Il consigliere per la politica estera di Vladimir Putin, Yuri Ushakov, ha poi lanciato due messaggi destinati a fare rumore: secondo lui, i leader di Russia e Stati Uniti concorderebbero sul fatto che la tregua invocata da Kiev e dalle capitali europee “prolungherebbe il conflitto” e avrebbero deciso di istituire “due gruppi di lavoro” per affrontare le crisi, uno dedicato alla “sicurezza” e l’altro alle “questioni economiche”.

La mossa, dall’evidente intento di interferenza, si inserisce nella linea tracciata dal ministro degli Esteri Serghei Lavrov, secondo cui l’Unione Europea sarebbe il “principale ostacolo alla pace”, mentre il “partito della guerra”, composto dall’Ucraina e dai Volenterosi, sarebbe disposto “ad andare fino in fondo” con la sua agenda anti-russa.

L’obiettivo è far deragliare il piano di pace, faticosamente ricalibrato da ucraini ed europei, spostare l’asse verso posizioni favorevoli a Mosca e attribuire a Bruxelles la responsabilità di un eventuale fallimento dei negoziati. Una cortina fumogena a tutti gli effetti, utile a celare la postura massimalista del Cremlino, ferma all’idea di assoggettare l’Ucraina e ridisegnare a proprio vantaggio l’architettura della sicurezza europea.

Nel mirino, questa volta, anche le garanzie di sicurezza verso Kiev, che Trump ha assicurato saranno “forti” e con il coinvolgimento dell’Europa.

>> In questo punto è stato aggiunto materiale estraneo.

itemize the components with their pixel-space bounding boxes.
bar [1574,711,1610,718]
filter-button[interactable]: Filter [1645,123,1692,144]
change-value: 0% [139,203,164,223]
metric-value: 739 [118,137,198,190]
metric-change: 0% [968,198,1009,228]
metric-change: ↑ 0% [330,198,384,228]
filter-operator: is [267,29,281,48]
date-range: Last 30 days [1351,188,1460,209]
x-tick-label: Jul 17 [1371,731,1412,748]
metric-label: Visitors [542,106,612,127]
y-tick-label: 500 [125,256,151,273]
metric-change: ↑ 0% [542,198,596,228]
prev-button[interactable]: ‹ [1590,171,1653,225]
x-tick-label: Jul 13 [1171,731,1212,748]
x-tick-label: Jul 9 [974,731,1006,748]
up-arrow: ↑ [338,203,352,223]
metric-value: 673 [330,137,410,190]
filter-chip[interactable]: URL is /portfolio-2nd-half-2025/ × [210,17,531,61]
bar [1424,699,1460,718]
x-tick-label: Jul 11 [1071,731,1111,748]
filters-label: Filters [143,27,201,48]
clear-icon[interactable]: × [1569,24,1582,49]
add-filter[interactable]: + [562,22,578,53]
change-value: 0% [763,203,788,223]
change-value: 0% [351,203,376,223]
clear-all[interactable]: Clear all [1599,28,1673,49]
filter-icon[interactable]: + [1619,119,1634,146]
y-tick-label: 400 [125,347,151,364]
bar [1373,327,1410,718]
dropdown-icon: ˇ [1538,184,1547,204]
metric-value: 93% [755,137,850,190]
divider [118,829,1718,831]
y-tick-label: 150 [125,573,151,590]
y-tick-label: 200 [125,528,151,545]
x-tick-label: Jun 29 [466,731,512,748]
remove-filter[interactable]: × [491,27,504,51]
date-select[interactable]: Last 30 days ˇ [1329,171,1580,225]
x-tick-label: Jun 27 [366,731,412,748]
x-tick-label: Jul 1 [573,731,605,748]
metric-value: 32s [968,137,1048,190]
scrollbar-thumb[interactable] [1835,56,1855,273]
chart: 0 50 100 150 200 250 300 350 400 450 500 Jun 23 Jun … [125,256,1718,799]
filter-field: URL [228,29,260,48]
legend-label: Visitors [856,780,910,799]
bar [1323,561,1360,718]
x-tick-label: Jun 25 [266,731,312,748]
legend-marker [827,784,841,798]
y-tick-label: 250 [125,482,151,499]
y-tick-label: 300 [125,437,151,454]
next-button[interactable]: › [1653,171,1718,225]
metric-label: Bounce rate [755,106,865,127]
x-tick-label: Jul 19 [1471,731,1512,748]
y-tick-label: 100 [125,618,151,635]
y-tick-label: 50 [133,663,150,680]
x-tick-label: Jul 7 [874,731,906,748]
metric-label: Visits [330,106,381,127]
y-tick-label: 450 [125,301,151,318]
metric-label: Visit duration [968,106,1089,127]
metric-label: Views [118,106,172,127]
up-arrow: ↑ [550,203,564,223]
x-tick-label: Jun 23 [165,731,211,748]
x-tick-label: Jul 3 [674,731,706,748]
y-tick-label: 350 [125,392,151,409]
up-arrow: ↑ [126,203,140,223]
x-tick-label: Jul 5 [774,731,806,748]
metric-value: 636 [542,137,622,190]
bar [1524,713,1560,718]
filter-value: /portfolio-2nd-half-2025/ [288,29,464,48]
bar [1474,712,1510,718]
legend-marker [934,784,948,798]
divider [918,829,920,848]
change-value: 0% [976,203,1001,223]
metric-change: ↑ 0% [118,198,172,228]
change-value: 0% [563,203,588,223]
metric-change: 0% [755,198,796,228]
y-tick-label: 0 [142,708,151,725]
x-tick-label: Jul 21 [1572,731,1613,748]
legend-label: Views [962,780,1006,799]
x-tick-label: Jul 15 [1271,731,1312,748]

Se il traguardo auspicato è un’intesa tra Washington e Mosca a scapito del Vecchio Continente, facendo leva sulle componenti più oltranziste del mondo MAGA, potrebbe bastare anche un parziale disimpegno di Trump, a patto che si interrompano le forniture di armi e si blocchi l’escalation delle misure restrittive, meglio ancora con una loro revoca.

Del resto il 2026, secondo diversi analisti e funzionari europei e alleati consultati dall’ANSA, potrebbe essere l’anno in cui molti nodi verranno al pettine. Da parte loro, gli ucraini sostengono che, con adeguati finanziamenti e rifornimenti, non avrebbero difficoltà a contenere l’esercito russo. Anzi: la produzione domestica di nuovi droni a lungo raggio sta entrando nel vivo e la campagna di attacchi contro le raffinerie russe è destinata a intensificarsi, con l’obiettivo di comprimere le entrate fiscali di Mosca.

Una strategia che si affianca al regime sanzionatorio europeo e americano. Il recente giro di vite statunitense contro Lukoil e Rosneft ha fatto scendere i prezzi del greggio russo, l’indice Urals, ben al di sotto dei 40 dollari al barile, la soglia considerata cruciale per sostenere il bilancio federale. Al Cremlino corrono ai ripari, potenziando la “flotta ombra” e ricorrendo a una fitta rete di società di comodo per aggirare i divieti, in una corsa contro il tempo.

È su questo terreno che si concentra ormai il confronto. Quest’anno la crescita del Pil russo fino al terzo trimestre si è fermata allo 0,6%, trainata quasi esclusivamente dai comparti alimentati dalla spesa pubblica, in particolare la difesa. Ma diversi indicatori mostrano come anche questo motore stia perdendo spinta: secondo una presentazione del ministro della Difesa Andrei Belousov, la spesa militare ammonta al 7,3% del Pil, un livello paragonabile alla fine dell’era sovietica.

L’inflazione, stando ai dati ufficiali, resta intorno al 6%, accompagnata da tassi d’interesse molto elevati, al 16%. Per sostenere il sistema, il governo ha fatto ricorso al debito interno: obbligazioni acquistate dalle banche, poi rifinanziate dalla Banca Centrale. Un “deficit fantasma” che non gonfia direttamente il debito pubblico (per il 2025, secondo le proiezioni, attorno al 20% del Pil, dunque contenuto) ma aggiunge fragilità all’insieme, esponendolo a shock rilevanti in caso di eventi imprevisti.

In sintesi, il quadro appare meno solido di quanto racconti la narrativa ufficiale russa. Mosca ha una capacità di sopportazione sconosciuta in Occidente, ma esistono limiti — finora non superati — e la strategia resta quella di allentare la pressione scompaginando il fronte transatlantico e dividendo quello europeo, erodendo la coesione interna dell’Unione. Con i Brics chiamati a garantire linfa vitale.